Tomlinson’s pieces exhibit skills of a veteran artist as opposed to a woman who is new to the art scene. New though she may be, Tomlinson’s work, also known as “Pieces of Ra Ra,” is capturing some major attention. In fact, she recently sold custom pieces to Red Hawk Casino to display in its High Stakes room. Her art will be permanently featured as part of Red Hawk’s décor.

Tomlinson’s art can also be seen and purchased at Artist Edge Gallery, Sacramento (beginning in April); Mia Sorella, El Dorado Hills; and Rocky’s Art Gallery, Placerville. She not only sells her art, but donates 5-10 pieces per year to organizations such as the SPCA, the Lymphoid and Leukemia Foundation, and the El Dorado County Fair.

Fun, yes. But easy? Certainly not. Tomlinson reveals a time-consuming, intricate creation process. All her pieces are mixed medium, and she hand cuts glass, rope and other materials for each piece.

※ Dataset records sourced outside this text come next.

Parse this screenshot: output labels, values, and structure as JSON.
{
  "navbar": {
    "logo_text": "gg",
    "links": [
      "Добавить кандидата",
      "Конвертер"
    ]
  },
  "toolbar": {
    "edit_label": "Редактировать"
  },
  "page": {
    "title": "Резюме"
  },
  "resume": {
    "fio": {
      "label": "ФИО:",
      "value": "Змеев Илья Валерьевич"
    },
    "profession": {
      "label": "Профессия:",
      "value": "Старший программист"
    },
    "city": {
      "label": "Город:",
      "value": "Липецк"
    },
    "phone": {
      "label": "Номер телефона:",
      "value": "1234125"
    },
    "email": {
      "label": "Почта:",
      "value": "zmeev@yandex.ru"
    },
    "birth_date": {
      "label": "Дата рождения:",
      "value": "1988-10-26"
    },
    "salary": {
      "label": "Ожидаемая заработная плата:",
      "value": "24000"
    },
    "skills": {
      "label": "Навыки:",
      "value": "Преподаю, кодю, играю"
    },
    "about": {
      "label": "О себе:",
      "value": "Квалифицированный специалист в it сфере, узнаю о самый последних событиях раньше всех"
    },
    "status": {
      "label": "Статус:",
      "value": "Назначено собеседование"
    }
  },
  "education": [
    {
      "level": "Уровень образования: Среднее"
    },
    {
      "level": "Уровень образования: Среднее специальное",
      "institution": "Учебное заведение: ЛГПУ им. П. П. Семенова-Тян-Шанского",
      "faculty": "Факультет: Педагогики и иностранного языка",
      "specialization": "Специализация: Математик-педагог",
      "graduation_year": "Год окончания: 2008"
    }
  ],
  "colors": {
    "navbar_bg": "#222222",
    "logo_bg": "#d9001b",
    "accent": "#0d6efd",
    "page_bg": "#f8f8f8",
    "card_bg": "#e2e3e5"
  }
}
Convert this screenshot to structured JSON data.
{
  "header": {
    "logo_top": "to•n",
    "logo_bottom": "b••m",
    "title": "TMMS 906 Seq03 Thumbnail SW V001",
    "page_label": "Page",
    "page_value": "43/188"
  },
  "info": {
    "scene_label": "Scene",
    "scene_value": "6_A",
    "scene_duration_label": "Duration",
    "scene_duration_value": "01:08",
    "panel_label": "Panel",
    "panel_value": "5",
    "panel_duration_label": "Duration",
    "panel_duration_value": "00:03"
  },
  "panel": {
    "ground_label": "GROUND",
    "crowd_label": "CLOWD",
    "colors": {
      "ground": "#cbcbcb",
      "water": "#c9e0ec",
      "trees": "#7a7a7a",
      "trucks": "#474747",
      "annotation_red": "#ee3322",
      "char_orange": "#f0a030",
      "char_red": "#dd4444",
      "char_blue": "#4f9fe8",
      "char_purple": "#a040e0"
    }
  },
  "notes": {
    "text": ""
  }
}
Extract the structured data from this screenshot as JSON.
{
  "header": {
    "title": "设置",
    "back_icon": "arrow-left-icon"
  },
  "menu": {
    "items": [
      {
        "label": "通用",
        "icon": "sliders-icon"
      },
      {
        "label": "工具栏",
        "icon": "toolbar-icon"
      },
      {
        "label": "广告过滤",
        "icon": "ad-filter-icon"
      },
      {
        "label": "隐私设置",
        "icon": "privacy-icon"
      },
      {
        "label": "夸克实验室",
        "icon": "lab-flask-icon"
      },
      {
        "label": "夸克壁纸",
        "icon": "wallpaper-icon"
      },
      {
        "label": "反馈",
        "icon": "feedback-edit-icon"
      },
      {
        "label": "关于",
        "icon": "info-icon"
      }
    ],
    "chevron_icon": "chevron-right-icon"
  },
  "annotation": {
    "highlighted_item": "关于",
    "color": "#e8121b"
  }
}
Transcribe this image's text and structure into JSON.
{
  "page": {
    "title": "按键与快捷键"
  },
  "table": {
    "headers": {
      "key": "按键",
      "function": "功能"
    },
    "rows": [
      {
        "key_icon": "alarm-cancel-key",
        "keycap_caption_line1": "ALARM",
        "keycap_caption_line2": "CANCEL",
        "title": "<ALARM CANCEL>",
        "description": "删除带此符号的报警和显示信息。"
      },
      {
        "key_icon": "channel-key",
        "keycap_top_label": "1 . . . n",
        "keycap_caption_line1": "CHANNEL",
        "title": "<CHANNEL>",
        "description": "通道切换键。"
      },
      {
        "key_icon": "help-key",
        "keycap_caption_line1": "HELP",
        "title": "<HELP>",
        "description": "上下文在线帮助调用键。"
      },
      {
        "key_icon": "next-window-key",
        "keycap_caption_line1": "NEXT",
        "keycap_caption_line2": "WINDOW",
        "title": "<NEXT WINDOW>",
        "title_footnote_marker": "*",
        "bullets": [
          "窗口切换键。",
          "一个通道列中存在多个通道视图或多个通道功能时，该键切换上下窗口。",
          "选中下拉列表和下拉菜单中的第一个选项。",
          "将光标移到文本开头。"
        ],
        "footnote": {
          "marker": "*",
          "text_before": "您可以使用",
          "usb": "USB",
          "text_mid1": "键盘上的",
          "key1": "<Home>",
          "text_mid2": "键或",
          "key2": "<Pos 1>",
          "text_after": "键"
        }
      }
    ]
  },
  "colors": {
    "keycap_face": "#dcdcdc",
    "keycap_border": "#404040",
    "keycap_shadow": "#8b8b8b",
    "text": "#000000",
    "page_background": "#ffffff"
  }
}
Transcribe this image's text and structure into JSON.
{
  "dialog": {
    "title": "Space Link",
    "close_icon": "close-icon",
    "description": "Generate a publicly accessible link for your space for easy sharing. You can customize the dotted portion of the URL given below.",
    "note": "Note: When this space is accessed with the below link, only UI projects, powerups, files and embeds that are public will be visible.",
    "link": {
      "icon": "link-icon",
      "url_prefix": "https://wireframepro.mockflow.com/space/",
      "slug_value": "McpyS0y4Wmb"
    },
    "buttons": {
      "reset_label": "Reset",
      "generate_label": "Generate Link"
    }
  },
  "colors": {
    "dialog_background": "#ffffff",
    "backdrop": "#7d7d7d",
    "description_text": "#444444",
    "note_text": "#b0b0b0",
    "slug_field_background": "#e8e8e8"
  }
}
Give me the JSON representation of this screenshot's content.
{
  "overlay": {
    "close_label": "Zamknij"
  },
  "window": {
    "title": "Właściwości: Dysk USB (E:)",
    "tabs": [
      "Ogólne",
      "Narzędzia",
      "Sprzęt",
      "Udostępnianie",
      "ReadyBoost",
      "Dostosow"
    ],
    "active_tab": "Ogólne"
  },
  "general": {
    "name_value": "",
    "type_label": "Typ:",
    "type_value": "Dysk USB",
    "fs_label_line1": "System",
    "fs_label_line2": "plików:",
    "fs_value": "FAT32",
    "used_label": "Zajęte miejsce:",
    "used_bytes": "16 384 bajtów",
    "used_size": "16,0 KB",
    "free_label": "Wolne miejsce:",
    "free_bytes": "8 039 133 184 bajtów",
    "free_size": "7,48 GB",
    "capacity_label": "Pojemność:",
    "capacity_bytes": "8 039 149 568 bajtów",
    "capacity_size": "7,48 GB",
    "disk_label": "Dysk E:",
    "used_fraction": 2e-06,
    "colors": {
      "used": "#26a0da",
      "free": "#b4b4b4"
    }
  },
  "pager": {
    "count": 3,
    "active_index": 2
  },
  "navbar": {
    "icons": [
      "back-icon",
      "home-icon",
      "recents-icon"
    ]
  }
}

Her first step is to cover her canvas in clay, which takes 24 to 48 hours to dry. She then must paint the clay, and wait 24 to 72 hours for it to dry again. Next, she lays each tiny piece of rope, glass or beads into her desired design. Finally, she covers the whole canvas with an acrylic material, which can take up to 24 hours to dry. She blow dries the acrylic to smooth out thousands of tiny bubbles, and if her canvases get even the tiniest particle of dust on them while they’re drying, they will be ruined.

“It takes a very long time to create each piece. I always have ideas and I just want to create, but I won’t start a new project until I’ve finished the previous one,” she says. Despite the long process, however, Tomlinson is thoroughly enjoying her newfound passion as evidenced when she says, “I’m having a great time. If I could do this for the next 30 years, I’d be in heaven.”